Frau Seiberl, kommen zu Ihnen auch Migrantinnen?

Im Ambulatorium habe ich viele Familien mit Migrationshintergrund, auch in meiner Praxis kommen Patienten mit Migrationshintergrund zu mir, die teilweise auch schon lange Zeit in Österreich leben.

Was sind die häufigsten Probleme, die Eltern mit ihren Kindern haben?

Das ist sehr unterschiedlich. Beim Elterntreff zum Beispiel geht es in erster Linie um Schulfragen bzw. Schulprobleme. Ein Thema war aber auch zum Beispiel, dass ein Kind nach der dramatischen Flucht nicht mehr gesprochen hat. Es hat sich zurückgezogen, war schüchtern und hat nicht mit anderen Kindern gespielt. Ein anderes Thema ist, dass  Kinder nicht auf ihre Eltern hören. In diesen Fällen geht es u.a. darum, Eltern zu unterstützen konsequent zu sein, Regeln aufzustellen, die auch eingehalten werden. Das ist manchmal schwierig für die Eltern.

Bei Familien, die fliehen mussten, ist häufig ein großes Problem, dass Kinder nicht über die Flucht sprechen. Es fehlt ihnen die Sprache, das Erlebte beschreiben zu können. Das Erlebte kann zu Ängsten führen. Sowohl Eltern als auch Kinder sind traumatisiert. Das ist ein großes Thema. 

Was ist besonders wichtig, worauf müssen die Eltern achten?

Allgemein ist es wichtig, nicht zu dramatisieren. Manche Schwierigkeiten und Themen legen sich gerade bei Kindern von selbst wieder. Andererseits ist es  auch sehr wichtig, sorgsam zu sein und - wenn die Eltern unsicher sind - zu überlegen, ob das Kind eine psychologische oder psychotherapeutische Betreuung braucht.
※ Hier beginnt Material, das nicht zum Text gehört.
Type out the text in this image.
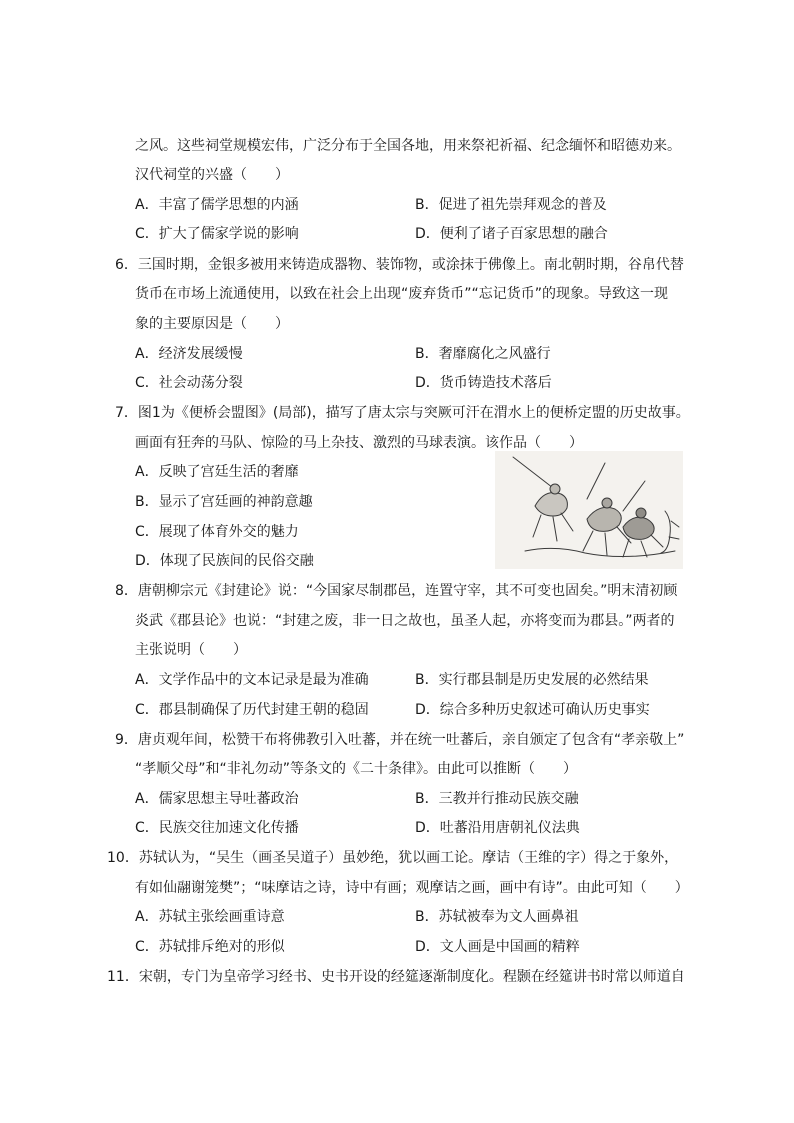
之风。这些祠堂规模宏伟，广泛分布于全国各地，用来祭祀祈福、纪念缅怀和昭德劝来。
汉代祠堂的兴盛（　　）
A．丰富了儒学思想的内涵	B．促进了祖先崇拜观念的普及
C．扩大了儒家学说的影响	D．便利了诸子百家思想的融合
6．三国时期，金银多被用来铸造成器物、装饰物，或涂抹于佛像上。南北朝时期，谷帛代替
货币在市场上流通使用，以致在社会上出现“废弃货币”“忘记货币”的现象。导致这一现
象的主要原因是（　　）
A．经济发展缓慢	B．奢靡腐化之风盛行
C．社会动荡分裂	D．货币铸造技术落后
7．图1为《便桥会盟图》(局部)，描写了唐太宗与突厥可汗在渭水上的便桥定盟的历史故事。
画面有狂奔的马队、惊险的马上杂技、激烈的马球表演。该作品（　　）
A．反映了宫廷生活的奢靡
B．显示了宫廷画的神韵意趣
C．展现了体育外交的魅力
D．体现了民族间的民俗交融
8．唐朝柳宗元《封建论》说：“今国家尽制郡邑，连置守宰，其不可变也固矣。”明末清初顾
炎武《郡县论》也说：“封建之废，非一日之故也，虽圣人起，亦将变而为郡县。”两者的
主张说明（　　）
A．文学作品中的文本记录是最为准确	B．实行郡县制是历史发展的必然结果
C．郡县制确保了历代封建王朝的稳固	D．综合多种历史叙述可确认历史事实
9．唐贞观年间，松赞干布将佛教引入吐蕃，并在统一吐蕃后，亲自颁定了包含有“孝亲敬上”
“孝顺父母”和“非礼勿动”等条文的《二十条律》。由此可以推断（　　）
A．儒家思想主导吐蕃政治	B．三教并行推动民族交融
C．民族交往加速文化传播	D．吐蕃沿用唐朝礼仪法典
10．苏轼认为，“吴生（画圣吴道子）虽妙绝，犹以画工论。摩诘（王维的字）得之于象外，
有如仙翮谢笼樊”；“味摩诘之诗，诗中有画；观摩诘之画，画中有诗”。由此可知（　　）
A．苏轼主张绘画重诗意	B．苏轼被奉为文人画鼻祖
C．苏轼排斥绝对的形似	D．文人画是中国画的精粹
11．宋朝，专门为皇帝学习经书、史书开设的经筵逐渐制度化。程颢在经筵讲书时常以师道自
In der Erziehung von Kindern ist es wichtig, den Kindern Sicherheit und somit auch Grenzen zu setzen, denn die Grenzen geben Sicherheit.

Wenn das Kind zu viel mit dem Handy spielt, muss man es ihm auch einmal wegnehmen. Natürlich protestieren dann die Kinder – oft geben Eltern nach und lassen das Kind weiter spielen. Es ist jedoch sehr wichtig, dass Eltern in solchen Situationen „Nein“ sagen können. Dieses „Nein“ gibt Sicherheit. Es zeigt dem Kind, dass Mama und Papa sich um das Kind sorgen, „die achten auf mich, die schauen auf mich".

Wenn man auf einen Berg wandert, einen abschüssigen Weg entlang geht, so gibt uns eine Absperrung, ein Geländer, auf der Seite Sicherheit: Ich kann mich hier anhalten, fühle mich durch diese Grenze sicherer, wäre das Geländer nicht da würde ich mich weniger sicher fühlen.

Ähnlich ist es auch bei Kindern: Grenzen, die Eltern setzen, sind sozusagen die Absperrung, das Geländer. Die konsequente Grenzsetzung lässt das Kind wissen, dass es beim "Nein" bleibt, wenn Papa oder Mama „Nein“ sagen. Ich kann mich auf das verlassen, was meine Eltern sagen. Das ist für alle Kinder wichtig, egal woher sie kommen oder welche Muttersprache sie haben. Kinder sind überall Kinder!

Wann braucht man professionelle Hilfe und externe Unterstützung?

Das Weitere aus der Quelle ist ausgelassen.